The slit is formed in each of the guide bars, and the first and second projections for fitting in the slit are formed on each of the opposed surfaces, and by doing so, the guide mechanism for limiting the direction of insertion of the guide bars can be easily provided.

Claims

1. A connector guide mechanism, comprising:

a mounting member including a connector mounting wall which has a connector mounting hole, and a pair of opposed wall portions which are disposed on said connector mounting wall;

a reception connector movably mounted in said connector mounting hole;

an equipment-side connector, for fitting to said reception connector, mounted on an equipment;

a pair of guide bars projecting from said equipment, a distance between distal ends of said guide bars being smaller than a distance between said opposed wall portions, and a distance between proximal ends of said guide bars being generally equal to the distance between said opposed wall portions,

wherein said equipment-side connector is fittable to said reception connector as said guide bars are inserted into a space between said opposed wall portions; and

guide means for limiting a direction of insertion of said guide bars between said opposed wall portions to a direction perpendicular to said connector mounting wall, said guide means provided at each of said opposed wall portions and each of said guide bars.

2. The connector guide mechanism of claim 1, wherein said guide means includes a pair of first and second projections formed on each of said opposed wall portions, and a slit formed in each of said guide bars for engaging with said first and second projections.

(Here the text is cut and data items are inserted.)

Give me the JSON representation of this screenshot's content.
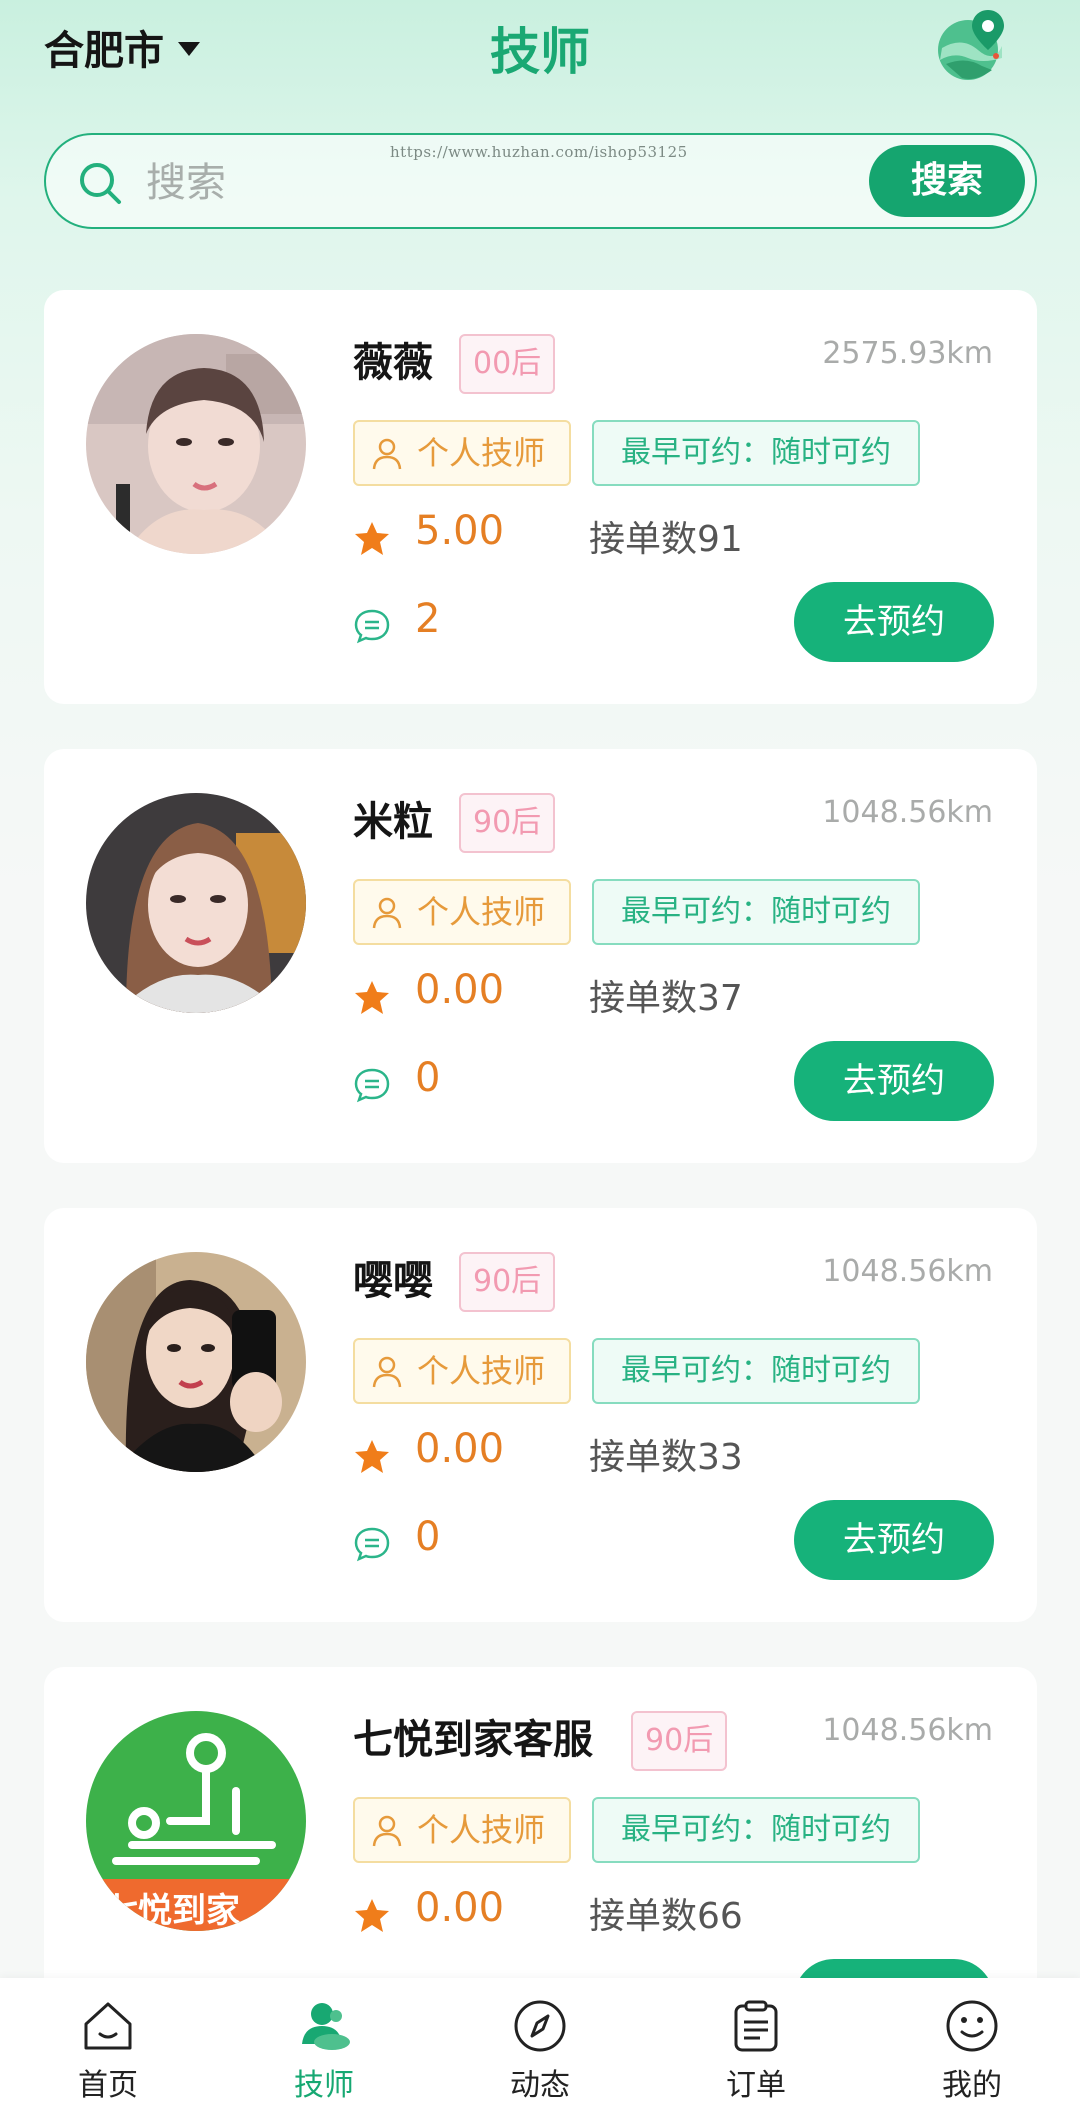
{
  "header": {
    "city": "合肥市",
    "title": "技师",
    "watermark": "https://www.huzhan.com/ishop53125"
  },
  "search": {
    "placeholder": "搜索",
    "button_label": "搜索"
  },
  "cards": [
    {
      "name": "薇薇",
      "age_tag": "00后",
      "distance": "2575.93km",
      "type_tag": "个人技师",
      "availability": "最早可约：随时可约",
      "rating": "5.00",
      "orders": "接单数91",
      "comments": "2",
      "book_label": "去预约"
    },
    {
      "name": "米粒",
      "age_tag": "90后",
      "distance": "1048.56km",
      "type_tag": "个人技师",
      "availability": "最早可约：随时可约",
      "rating": "0.00",
      "orders": "接单数37",
      "comments": "0",
      "book_label": "去预约"
    },
    {
      "name": "嘤嘤",
      "age_tag": "90后",
      "distance": "1048.56km",
      "type_tag": "个人技师",
      "availability": "最早可约：随时可约",
      "rating": "0.00",
      "orders": "接单数33",
      "comments": "0",
      "book_label": "去预约"
    },
    {
      "name": "七悦到家客服",
      "age_tag": "90后",
      "distance": "1048.56km",
      "type_tag": "个人技师",
      "availability": "最早可约：随时可约",
      "rating": "0.00",
      "orders": "接单数66",
      "avatar_text": "七悦到家"
    }
  ],
  "tabbar": {
    "items": [
      {
        "label": "首页",
        "icon": "home-icon"
      },
      {
        "label": "技师",
        "icon": "technician-icon",
        "active": true
      },
      {
        "label": "动态",
        "icon": "compass-icon"
      },
      {
        "label": "订单",
        "icon": "clipboard-icon"
      },
      {
        "label": "我的",
        "icon": "smiley-icon"
      }
    ]
  },
  "colors": {
    "brand_green": "#16b27a",
    "rating_orange": "#e57f24",
    "age_pink": "#f29ab1",
    "personal_tag_amber": "#e69a3b"
  }
}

3. The connector guide mechanism of claim 2, wherein each of said opposed wall portions includes boss portions formed thereon, and wherein said first and second projections are formed on said boss portions, respectively.

4. A connector guide mechanism, comprising:

a connector mounting surface with a pair of parallel walls extending therefrom, said pair of parallel walls being spaced apart from each other a predetermined distance;

a reception connector movably mounted on said connector mounting surface between said pair of parallel walls;

an equipment-side connector for coupling to said reception connector, said equipment-side connector being mounted on an equipment;

a pair of guide bars projecting from said equipment, said pair of guide bars having (1) distal ends which are spaced apart a distance which is less than said predetermined distance between said pair of parallel walls, and (2) proximal ends which are spaced apart a distance which is substantially equal to said predetermined distance between said pair of parallel walls, such that, during an insertion of said guide bars between said pair of parallel walls, said parallel walls increasingly limit a play movement of said pair of guide bars back and forth between said pair of parallel walls; and

guide means provided on each of said pair of parallel walls and each of said pair of guide bars to limit a movement of said pair of guide bars in a direction which is perpendicular to a direction of said play movement.

5. The connector guide mechanism of claim 4, in which said guide means includes a first projection and a second projection formed on each of said pair of parallel walls, and a slit formed in each of said pair of guide bars for receiving said first and said second projections.